Face masks can be successful in reducing the symptoms of photic headshakers. Usually the mask contains ultraviolet shades to block out any sunlight. This method works to reduce the stimulation affecting the ophthalmic branch, thus reducing the stimulation of the trigeminal nerve.

=== Eye drops ===
Sodium cromoglycate eye drops are used to stabilize mast cell membranes and has been effective in a limited number of seasonally affected horses. It is thought that eye drops may only work as a treatment for horses who experience headshaking as a result of environmental allergies.

=== Surgery ===
Infraorbital neurectomy, in which the trigeminal nerve is cut or blocked, has been used to attempt to treat headshaking. This method is not used anymore, as the rate of success was quite low and the surgery had serious side-effects on the horse. More recently, compression of the caudal infraorbital nerve via platinum coils has been attempted as a last option treatment, although the rate of success is only 50% and the chance of injury post-surgery is quite high.

=== Medication ===
A wide variety of pharmaceuticals have been used in trials attempting to reduce headshaking in horses. Many may have adverse side-effects and may also be banned from use in show horses. Cyproheptadine is an antihistamine and serotonin antagonist which has been effective in significantly reducing headshaking symptoms in many horses. It can be used alone or in conjunction with carbamazepine, an anticonvulsant used to treat nerve pain in humans.
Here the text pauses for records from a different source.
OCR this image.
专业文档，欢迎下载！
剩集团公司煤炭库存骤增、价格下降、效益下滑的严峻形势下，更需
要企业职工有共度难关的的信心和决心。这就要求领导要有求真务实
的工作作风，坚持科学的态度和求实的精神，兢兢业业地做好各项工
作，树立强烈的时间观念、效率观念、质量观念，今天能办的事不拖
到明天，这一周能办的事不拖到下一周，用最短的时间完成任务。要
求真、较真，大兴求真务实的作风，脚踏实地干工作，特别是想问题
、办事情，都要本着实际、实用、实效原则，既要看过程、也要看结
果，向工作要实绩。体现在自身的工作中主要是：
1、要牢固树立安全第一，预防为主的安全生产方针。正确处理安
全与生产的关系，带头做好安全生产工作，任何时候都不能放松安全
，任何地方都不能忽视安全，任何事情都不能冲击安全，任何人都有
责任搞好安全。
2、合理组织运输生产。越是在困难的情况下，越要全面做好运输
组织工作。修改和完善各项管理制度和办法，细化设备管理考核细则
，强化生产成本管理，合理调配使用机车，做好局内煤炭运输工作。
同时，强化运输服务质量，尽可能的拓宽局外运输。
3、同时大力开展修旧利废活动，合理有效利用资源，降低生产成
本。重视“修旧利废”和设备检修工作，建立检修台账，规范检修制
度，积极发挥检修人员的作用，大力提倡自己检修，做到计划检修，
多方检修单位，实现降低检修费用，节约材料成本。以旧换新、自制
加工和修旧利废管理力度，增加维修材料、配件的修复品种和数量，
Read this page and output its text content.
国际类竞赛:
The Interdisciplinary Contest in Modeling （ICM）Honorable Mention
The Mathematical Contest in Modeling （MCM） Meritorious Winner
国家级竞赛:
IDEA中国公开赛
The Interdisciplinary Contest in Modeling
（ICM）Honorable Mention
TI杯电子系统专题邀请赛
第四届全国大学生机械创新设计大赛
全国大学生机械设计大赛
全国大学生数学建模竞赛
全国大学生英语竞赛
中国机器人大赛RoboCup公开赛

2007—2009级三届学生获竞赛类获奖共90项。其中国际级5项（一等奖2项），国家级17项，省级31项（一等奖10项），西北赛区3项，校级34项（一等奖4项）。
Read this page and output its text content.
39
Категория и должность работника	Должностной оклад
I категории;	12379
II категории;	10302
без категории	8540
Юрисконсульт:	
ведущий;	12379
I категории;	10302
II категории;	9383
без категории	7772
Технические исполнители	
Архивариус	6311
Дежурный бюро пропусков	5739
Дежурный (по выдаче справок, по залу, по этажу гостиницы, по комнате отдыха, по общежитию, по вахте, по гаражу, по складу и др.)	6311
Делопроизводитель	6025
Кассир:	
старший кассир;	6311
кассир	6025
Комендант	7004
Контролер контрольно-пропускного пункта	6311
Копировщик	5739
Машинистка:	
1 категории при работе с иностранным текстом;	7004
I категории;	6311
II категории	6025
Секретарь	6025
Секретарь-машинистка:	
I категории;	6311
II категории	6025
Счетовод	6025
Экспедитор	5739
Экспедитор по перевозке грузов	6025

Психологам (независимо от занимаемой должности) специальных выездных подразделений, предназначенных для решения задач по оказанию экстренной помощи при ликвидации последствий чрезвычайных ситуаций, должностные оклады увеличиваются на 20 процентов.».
Other past and presently used forms of medication include: Gabapentin, dexamethasone, fluphenazine, and phenobarbitone.

=== Supplements ===
Magnesium supplemented into the diet of affected horses has shown some successful reduction of headshaking behaviour, especially when combined with boron. It is thought that magnesium may have calming effects on the over-sensitive nature of the trigeminal nerve. However, magnesium supplementation can be dangerous, as high doses need to be used to create an effect. Melatonin has also been used as a treatment for horses suffering from photic headshaking. It works to alter the horse's internal clock and shows the best results when administered at the same time every night, so that its effects will kick in during the day. Many researchers argue that the effects of feed supplements are mere placebo effects and do not actually help with the symptoms of the condition.

Percutaneous electrical Nervous stimulation (PENS) is used as a treatment for human patients with trigeminal facial nerve pain. It was tested on horses recently and could turn out to be a working treatment, more research on this method is necessary.